Ok, So I love this song, I probably shouldn’t, but I really enjoy it 3OH!3 Don\’t Trust Me

I’m feeling: A bit Jaded.

I’m super tired, Katie woke up this morning at 5:30 or so, and was very very grouchy and active. I tried to sleep through it, but it’s hard. Poor Katie has parents who sleep all the time. I’m hoping I can scrape some energy together tonight to cook dinner (ravioli again)

we got my car fixed. It was the crankshaft. Apparently the sensor wasn’t responding aaand… It was making things weird. The car wouldn’t start twice, and died in an intersection once. I’m glad the car is working again.

I was excited for the Twilight movie, like REALLY excited, but then again — I remembered I can’t just leave Katie at home, so I won’t be going to see it on opening night. Not that anyone really cares– Most people (Besides drama queen, and jen, and my mom) don’t even read Twilight. But I love it.

I did a mini- Christmas list. I don’t really want that much this year. I can’t think of anything really. I’m sure Scott will come up with something good. He always wants such specific things that I can’t ever get it right w/o a Christmas list.  You know what I would love to have in my stocking?

Yeah I know I”m crazy. I love having coffee mate in my Hot Chocolate (my preferred Beverage for the holiday season) I’m getting really stoked about Christmas this year. I realize it’s not even Past Halloween — and that i”m totally jumping the gun. But what can I say– I love the holiday season.

I’ve been trying to debate on how we’re working out Thanksgiving this year. I thought about inviting both Scott’s and my family’s over for thanksgiving, but as I was discussing it with Jen, that’s 18 people! I’m not sure where I could fit 18 people.
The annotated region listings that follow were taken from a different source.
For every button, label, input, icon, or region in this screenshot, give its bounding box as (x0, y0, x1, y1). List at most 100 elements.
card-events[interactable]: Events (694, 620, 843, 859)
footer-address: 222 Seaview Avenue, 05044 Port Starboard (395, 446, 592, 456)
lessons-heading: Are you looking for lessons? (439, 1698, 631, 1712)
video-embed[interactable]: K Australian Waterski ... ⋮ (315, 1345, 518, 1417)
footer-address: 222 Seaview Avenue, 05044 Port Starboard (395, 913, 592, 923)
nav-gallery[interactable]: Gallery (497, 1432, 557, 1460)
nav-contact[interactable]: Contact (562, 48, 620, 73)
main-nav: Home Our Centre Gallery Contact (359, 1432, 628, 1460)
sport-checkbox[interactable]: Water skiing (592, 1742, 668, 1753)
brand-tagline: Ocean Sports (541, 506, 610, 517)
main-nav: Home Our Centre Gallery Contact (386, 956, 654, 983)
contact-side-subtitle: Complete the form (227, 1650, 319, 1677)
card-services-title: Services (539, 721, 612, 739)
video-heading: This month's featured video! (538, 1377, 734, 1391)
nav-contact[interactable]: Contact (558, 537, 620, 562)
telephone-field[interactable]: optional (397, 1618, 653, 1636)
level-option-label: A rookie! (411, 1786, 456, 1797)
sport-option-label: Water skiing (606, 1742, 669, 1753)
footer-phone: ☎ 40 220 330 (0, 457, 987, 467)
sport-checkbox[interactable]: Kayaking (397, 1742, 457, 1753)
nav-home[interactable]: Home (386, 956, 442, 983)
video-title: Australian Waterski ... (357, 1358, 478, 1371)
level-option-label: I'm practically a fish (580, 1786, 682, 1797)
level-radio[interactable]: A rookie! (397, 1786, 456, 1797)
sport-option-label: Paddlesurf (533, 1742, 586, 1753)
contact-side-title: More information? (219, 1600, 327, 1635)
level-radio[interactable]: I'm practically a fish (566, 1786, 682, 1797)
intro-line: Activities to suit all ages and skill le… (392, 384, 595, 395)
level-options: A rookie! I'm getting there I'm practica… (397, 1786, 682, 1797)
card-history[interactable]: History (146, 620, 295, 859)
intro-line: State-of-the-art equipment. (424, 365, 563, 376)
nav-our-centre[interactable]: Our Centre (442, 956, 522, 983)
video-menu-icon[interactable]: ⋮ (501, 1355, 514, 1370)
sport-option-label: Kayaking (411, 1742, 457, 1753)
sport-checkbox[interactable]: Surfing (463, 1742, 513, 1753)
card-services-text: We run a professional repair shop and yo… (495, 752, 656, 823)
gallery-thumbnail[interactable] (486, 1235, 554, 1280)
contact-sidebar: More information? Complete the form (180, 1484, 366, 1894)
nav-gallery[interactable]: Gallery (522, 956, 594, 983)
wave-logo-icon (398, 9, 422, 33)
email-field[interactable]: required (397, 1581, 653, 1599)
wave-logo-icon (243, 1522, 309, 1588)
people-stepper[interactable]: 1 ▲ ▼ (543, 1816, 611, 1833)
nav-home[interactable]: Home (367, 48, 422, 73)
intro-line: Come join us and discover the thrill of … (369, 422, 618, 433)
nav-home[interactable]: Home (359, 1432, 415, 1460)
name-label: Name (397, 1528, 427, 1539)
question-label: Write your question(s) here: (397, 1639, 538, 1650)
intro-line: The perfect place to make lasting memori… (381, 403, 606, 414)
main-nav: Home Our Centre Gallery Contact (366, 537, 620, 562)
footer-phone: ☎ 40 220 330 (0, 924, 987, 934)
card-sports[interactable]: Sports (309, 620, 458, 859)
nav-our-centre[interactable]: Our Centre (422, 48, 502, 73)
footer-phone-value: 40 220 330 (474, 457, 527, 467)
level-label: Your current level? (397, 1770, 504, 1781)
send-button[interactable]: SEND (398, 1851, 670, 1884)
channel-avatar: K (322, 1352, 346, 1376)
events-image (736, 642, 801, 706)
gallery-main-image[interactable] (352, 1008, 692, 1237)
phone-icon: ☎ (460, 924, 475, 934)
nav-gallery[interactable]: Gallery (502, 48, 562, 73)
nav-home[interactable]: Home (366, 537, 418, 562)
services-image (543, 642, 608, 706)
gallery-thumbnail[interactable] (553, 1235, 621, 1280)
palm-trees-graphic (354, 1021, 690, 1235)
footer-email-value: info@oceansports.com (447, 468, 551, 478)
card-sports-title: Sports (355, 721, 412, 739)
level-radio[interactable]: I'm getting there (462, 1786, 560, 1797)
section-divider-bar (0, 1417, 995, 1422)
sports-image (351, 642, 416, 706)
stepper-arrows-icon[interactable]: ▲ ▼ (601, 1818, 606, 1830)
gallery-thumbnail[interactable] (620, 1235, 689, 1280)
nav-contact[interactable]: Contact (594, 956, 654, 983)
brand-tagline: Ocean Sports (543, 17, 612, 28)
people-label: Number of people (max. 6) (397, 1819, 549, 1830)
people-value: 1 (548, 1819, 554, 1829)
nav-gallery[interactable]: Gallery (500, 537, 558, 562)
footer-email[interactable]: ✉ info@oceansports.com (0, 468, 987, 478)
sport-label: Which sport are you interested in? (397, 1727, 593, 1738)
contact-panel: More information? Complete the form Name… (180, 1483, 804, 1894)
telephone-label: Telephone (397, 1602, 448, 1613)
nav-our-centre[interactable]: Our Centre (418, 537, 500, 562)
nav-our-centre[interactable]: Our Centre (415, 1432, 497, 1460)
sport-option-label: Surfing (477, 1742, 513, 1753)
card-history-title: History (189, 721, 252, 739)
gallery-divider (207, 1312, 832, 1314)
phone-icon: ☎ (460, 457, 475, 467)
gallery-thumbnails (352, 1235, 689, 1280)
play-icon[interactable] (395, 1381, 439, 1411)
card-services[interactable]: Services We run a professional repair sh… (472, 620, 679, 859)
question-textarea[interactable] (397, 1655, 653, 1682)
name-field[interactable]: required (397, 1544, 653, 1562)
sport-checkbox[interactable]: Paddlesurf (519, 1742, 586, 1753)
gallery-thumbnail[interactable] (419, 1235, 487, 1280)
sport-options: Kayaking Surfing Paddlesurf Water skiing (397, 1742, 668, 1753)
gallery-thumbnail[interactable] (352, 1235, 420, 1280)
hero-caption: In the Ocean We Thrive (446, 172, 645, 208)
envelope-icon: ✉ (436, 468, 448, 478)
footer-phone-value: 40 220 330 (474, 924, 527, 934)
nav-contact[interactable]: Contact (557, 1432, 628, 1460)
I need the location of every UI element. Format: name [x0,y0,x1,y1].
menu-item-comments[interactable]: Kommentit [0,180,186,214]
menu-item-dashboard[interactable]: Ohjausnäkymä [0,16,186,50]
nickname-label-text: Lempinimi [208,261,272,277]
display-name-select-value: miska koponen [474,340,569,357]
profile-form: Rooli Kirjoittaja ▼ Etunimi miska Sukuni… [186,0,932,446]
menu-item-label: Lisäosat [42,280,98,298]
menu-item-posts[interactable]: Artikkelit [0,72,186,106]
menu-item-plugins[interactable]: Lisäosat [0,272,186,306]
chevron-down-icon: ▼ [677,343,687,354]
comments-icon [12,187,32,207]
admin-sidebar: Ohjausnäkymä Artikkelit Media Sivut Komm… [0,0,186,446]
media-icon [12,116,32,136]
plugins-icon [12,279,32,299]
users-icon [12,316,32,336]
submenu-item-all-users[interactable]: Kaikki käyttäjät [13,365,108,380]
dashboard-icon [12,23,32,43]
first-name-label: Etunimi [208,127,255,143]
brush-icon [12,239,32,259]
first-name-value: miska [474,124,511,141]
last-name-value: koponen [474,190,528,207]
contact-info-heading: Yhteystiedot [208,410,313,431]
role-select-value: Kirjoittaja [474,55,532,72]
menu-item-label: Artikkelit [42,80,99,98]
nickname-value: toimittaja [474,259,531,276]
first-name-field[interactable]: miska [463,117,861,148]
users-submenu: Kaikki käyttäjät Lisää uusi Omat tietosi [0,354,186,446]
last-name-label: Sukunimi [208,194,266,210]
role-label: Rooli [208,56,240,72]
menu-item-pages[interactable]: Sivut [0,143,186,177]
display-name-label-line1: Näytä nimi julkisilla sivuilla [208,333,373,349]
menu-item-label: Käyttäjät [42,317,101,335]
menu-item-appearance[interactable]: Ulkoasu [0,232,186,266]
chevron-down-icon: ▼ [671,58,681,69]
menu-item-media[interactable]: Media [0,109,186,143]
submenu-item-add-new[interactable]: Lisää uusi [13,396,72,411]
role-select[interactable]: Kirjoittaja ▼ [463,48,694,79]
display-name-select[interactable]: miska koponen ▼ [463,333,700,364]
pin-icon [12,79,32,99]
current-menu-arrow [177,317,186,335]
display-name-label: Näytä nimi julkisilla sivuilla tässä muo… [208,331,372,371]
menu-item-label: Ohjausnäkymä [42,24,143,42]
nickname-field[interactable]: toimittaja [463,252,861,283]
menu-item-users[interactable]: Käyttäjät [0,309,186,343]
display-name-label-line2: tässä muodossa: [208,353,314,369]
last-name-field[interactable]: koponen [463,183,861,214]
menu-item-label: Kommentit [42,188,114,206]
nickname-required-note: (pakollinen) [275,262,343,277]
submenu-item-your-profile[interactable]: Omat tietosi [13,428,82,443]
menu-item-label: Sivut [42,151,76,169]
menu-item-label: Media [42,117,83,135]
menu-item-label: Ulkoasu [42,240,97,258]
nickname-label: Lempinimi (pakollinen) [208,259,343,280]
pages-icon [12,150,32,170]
Then I thought Well Maybe I could just do Scott’s family since we all promised Lorna having Thanksgiving with her this year… But then I felt bad about not having thanksgiving with both families. If I were to fix even a portion of thanksgiving at our house, i would be far too tired to drive up to SLC to have pie, or even just to hang out. I feel torn in a way. Since Christmas is mostly Presents/hanging out and not eating, we make it to both family’s houses easily. But eating and cleaning at our own house and then going up to SLC– I’m exhausted just thinking about it. I’m not sure what I”m going to do, I got frazzled just making chicken enchillada’s for Conference. :-S And I won’t even discuss the hockey puck cinnamon roll disaster. STUPID CINNAMON ROLLS! I’ll KILL THEM!

I’m Slowly plugging away at transferring my entries over. SLOW and steady. 😉 Maybe by the end of october? I sure hope so. I need to take and get Katie’s pictures taken in her Little bo peep costume. We’re going up to the Zoo on Saturday, and then probably to mom and Dad’s 😉 So they can see her costume too.  (or maybe the other way around? I’m not sure. So indecisive today.)

Have I mentioned I have amazing views from my desk window? I can see such pretty foliage outside, it’s awesome.